Shortly before performing his song "I Can Set You Free" for a NewsHouse camera crew, Mike McKay asked if he could take off his shoes.
“I never play with shoes on,” he said. “My fans would know something is weird if I did.”
Barefoot and smiling, McKay and bandmates Dan Deming and Justin Costello launched into song.
McKay and his band, The Mike McKay Band, are preparing for the release of their debut album, Fortress, on Tuesday, Feb. 21. The EP features five songs written by McKay and produced by local sound engineer, Mike Roberts. On Saturday, Feb. 18, the band will host a release party at the Red House Arts Center, offering listeners a sneak peek at the new material.
McKay’s prior studio efforts have been primarily solo endeavors. It wasn’t until last summer that he officially teamed up with Brad Moehringer (percussion), Dam Deming (guitar), Brandon Morse (drums), Justin Costello (guitar, piano) and Brian Cooney (bass) to form The Mike McKay Band.
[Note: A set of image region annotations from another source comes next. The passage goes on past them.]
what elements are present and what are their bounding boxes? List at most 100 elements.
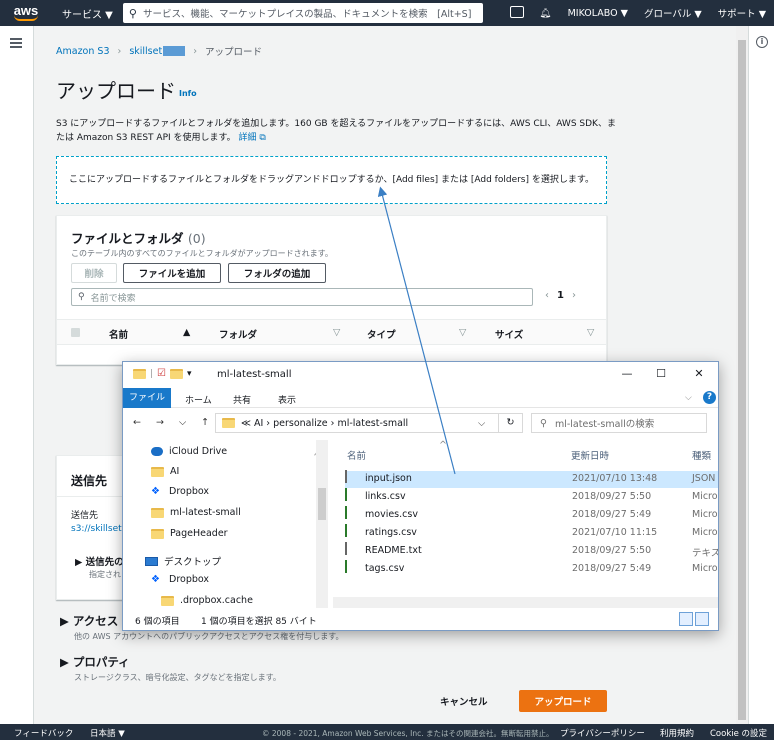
privacy-link[interactable]: プライバシーポリシー	[560, 727, 645, 739]
next-page-icon[interactable]: ›	[572, 290, 576, 301]
aws-logo[interactable]: aws	[0, 0, 52, 26]
new-folder-icon[interactable]	[170, 368, 184, 379]
ribbon-tab-file[interactable]: ファイル	[123, 388, 171, 408]
files-panel: ファイルとフォルダ (0) このテーブル内のすべてのファイルとフォルダがアップロ…	[56, 215, 607, 365]
add-files-button[interactable]: ファイルを追加	[123, 263, 221, 283]
menu-icon[interactable]	[10, 38, 22, 48]
services-menu[interactable]: サービス ▼	[52, 6, 123, 21]
terms-link[interactable]: 利用規約	[660, 727, 694, 739]
col-size[interactable]: サイズ	[495, 327, 523, 341]
nav-item-ml-latest-small[interactable]: ml-latest-small	[151, 507, 241, 518]
details-link[interactable]: 詳細 ⧉	[238, 133, 265, 143]
search-icon: ⚲	[78, 292, 85, 302]
sort-icon[interactable]: ▽	[333, 327, 340, 338]
explorer-nav-pane: iCloud Drive📌︎ AI ❖Dropbox ml-latest-sma…	[123, 440, 329, 608]
cancel-button[interactable]: キャンセル	[440, 694, 488, 708]
item-count: 6 個の項目	[135, 617, 180, 627]
info-link[interactable]: Info	[179, 89, 197, 98]
bell-icon[interactable]: 🔔︎	[532, 8, 560, 19]
sort-icon[interactable]: ▽	[587, 327, 594, 338]
add-folder-button[interactable]: フォルダの追加	[228, 263, 326, 283]
text-file-icon	[345, 542, 347, 555]
ribbon-expand-icon[interactable]: ⌵	[685, 393, 692, 403]
support-menu[interactable]: サポート ▼	[710, 6, 774, 20]
address-path[interactable]: ≪ AI › personalize › ml-latest-small ⌵	[215, 413, 523, 433]
breadcrumb-current: アップロード	[205, 47, 263, 58]
prev-page-icon[interactable]: ‹	[545, 290, 549, 301]
col-type[interactable]: タイプ	[367, 327, 396, 341]
refresh-icon[interactable]: ↻	[498, 413, 523, 433]
feedback-link[interactable]: フィードバック	[14, 727, 73, 739]
file-row[interactable]: README.txt 2018/09/27 5:50 テキス	[345, 542, 718, 560]
breadcrumb-s3[interactable]: Amazon S3	[56, 46, 110, 57]
breadcrumb-bucket[interactable]: skillset	[129, 46, 186, 57]
nav-scrollbar[interactable]	[316, 440, 328, 608]
search-input[interactable]: ⚲ サービス、機能、マーケットプレイスの製品、ドキュメントを検索 [Alt+S]	[122, 3, 483, 23]
pagination: ‹ 1 ›	[545, 290, 576, 301]
explorer-titlebar[interactable]: | ☑ ▾ ml-latest-small — ☐ ✕	[123, 362, 718, 388]
info-icon[interactable]: i	[756, 36, 768, 48]
left-rail	[0, 26, 34, 724]
csv-file-icon	[345, 488, 347, 501]
file-list-hscrollbar[interactable]	[333, 597, 718, 608]
drop-zone[interactable]: ここにアップロードするファイルとフォルダをドラッグアンドドロップするか、[Add…	[56, 156, 607, 204]
close-icon[interactable]: ✕	[689, 367, 709, 380]
sort-icon[interactable]: ▽	[459, 327, 466, 338]
ribbon-tab-share[interactable]: 共有	[233, 393, 251, 406]
col-modified[interactable]: 更新日時	[571, 448, 609, 462]
ribbon-tab-home[interactable]: ホーム	[185, 393, 212, 406]
file-row[interactable]: ratings.csv 2021/07/10 11:15 Micro	[345, 524, 718, 542]
page-scrollbar[interactable]	[736, 26, 748, 724]
path-dropdown-icon[interactable]: ⌵	[478, 418, 485, 429]
view-toggle[interactable]	[679, 612, 711, 626]
dropbox-icon: ❖	[151, 485, 160, 497]
file-row[interactable]: input.json 2021/07/10 13:48 JSON	[345, 470, 718, 488]
explorer-search-input[interactable]: ⚲ ml-latest-smallの検索	[531, 413, 707, 433]
select-all-checkbox[interactable]	[71, 328, 80, 337]
destination-link[interactable]: s3://skillset	[71, 524, 122, 534]
right-rail: i	[748, 26, 774, 724]
sort-asc-icon[interactable]: ▲	[183, 327, 190, 338]
nav-item-icloud[interactable]: iCloud Drive📌︎	[151, 446, 325, 457]
account-menu[interactable]: MIKOLABO ▼	[560, 8, 636, 19]
folder-icon	[151, 466, 164, 477]
destination-details-toggle[interactable]: ▶ 送信先の	[75, 554, 124, 568]
upload-button[interactable]: アップロード	[519, 690, 607, 712]
nav-item-desktop[interactable]: デスクトップ	[145, 554, 221, 568]
region-menu[interactable]: グローバル ▼	[636, 6, 710, 20]
search-icon: ⚲	[540, 417, 547, 429]
col-name[interactable]: 名前	[109, 327, 128, 341]
nav-item-dropbox-2[interactable]: ❖ Dropbox	[151, 574, 209, 585]
properties-section-toggle[interactable]: ▶ プロパティ	[60, 654, 130, 670]
desktop-icon	[145, 556, 158, 566]
language-select[interactable]: 日本語 ▼	[90, 727, 125, 739]
delete-button[interactable]: 削除	[71, 263, 117, 283]
col-name[interactable]: 名前	[347, 448, 366, 462]
nav-item-dropbox-cache[interactable]: .dropbox.cache	[161, 595, 253, 606]
nav-buttons[interactable]: ← → ⌵ ↑	[133, 417, 215, 428]
access-section-toggle[interactable]: ▶ アクセス	[60, 613, 118, 629]
file-row[interactable]: tags.csv 2018/09/27 5:49 Micro	[345, 560, 718, 578]
selection-info: 1 個の項目を選択 85 バイト	[201, 617, 317, 627]
file-row[interactable]: links.csv 2018/09/27 5:50 Micro	[345, 488, 718, 506]
help-icon[interactable]: ?	[703, 391, 716, 404]
cookie-link[interactable]: Cookie の設定	[710, 727, 767, 739]
nav-item-pageheader[interactable]: PageHeader	[151, 528, 228, 539]
folder-icon	[151, 507, 164, 518]
footer: フィードバック 日本語 ▼ © 2008 - 2021, Amazon Web …	[0, 724, 774, 740]
col-folder[interactable]: フォルダ	[219, 327, 257, 341]
col-type[interactable]: 種類	[692, 448, 711, 462]
ribbon-tab-view[interactable]: 表示	[278, 393, 296, 406]
cloudshell-icon[interactable]	[502, 5, 532, 21]
maximize-icon[interactable]: ☐	[651, 367, 671, 380]
filter-input[interactable]: ⚲ 名前で検索	[71, 288, 533, 306]
nav-item-dropbox[interactable]: ❖ Dropbox	[151, 486, 209, 497]
nav-item-ai[interactable]: AI	[151, 466, 179, 477]
quick-access-dropdown-icon[interactable]: ▾	[187, 369, 192, 379]
file-row[interactable]: movies.csv 2018/09/27 5:49 Micro	[345, 506, 718, 524]
minimize-icon[interactable]: —	[617, 367, 637, 380]
csv-file-icon	[345, 506, 347, 519]
csv-file-icon	[345, 560, 347, 573]
file-explorer-window[interactable]: | ☑ ▾ ml-latest-small — ☐ ✕ ファイル ホーム 共有 …	[122, 361, 719, 631]
properties-icon[interactable]: ☑	[157, 368, 166, 379]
McKay got his start about four years ago, playing guitar in coffee shops and open mikes in and around his hometown, Baldwinsville, N.Y. He recently gave up a two-year career as a competitive fisherman on the Bass Pro Tour and was looking for a new outlet. “I’ve always wanted my work to be something I love doing,” he said.
McKay’s music hasn’t allowed him to quit his day job at a moving company he owns yet, but like many musicians, he has high hopes. “Our shows draw bigger and bigger audiences every month,” he said, referring to the band’s monthly gig at Sharkey’s Eclectic Sports Lounge in Liverpool, N.Y. “Last month, you couldn’t even walk through the place,” McKay said.
Prior to the band’s formation, McKay toured the East Coast as a solo act. While living in his Jeep (or on strangers' sofas), McKay wrote a few of the songs featured in the new album. “I wrote ‘Imaginary Stop Signs’ in Nashville while sleeping in my Jeep,” he said. It wasn’t the first time a song spontaneously sprang into McKay’s mind.
He wrote "I Can Set You Free" while sitting in a back room at Lock 24 Restaurant in Baldwinsville, N.Y. “It just came to me,” he said. “So I started scribbling the words frantically on the back of a place mat.” That place mat, he said, now rests in a safety deposit box belonging to his mother. She has no plans of giving it back.
The majority of McKay’s songs are inspired by love. Or, more accurately, a lack thereof. He channels young love and heartache into the new album, often fusing references to his own experiences or historical events. In the single “A Million Things,” released last November, he cites the Civil War, the moon landing, the Titanic, and Pearl Harbor.
The singer/songwriter hopes the new EP will introduce his band to a much wider audience. After all, he said, every songwriter just wants his music to be heard.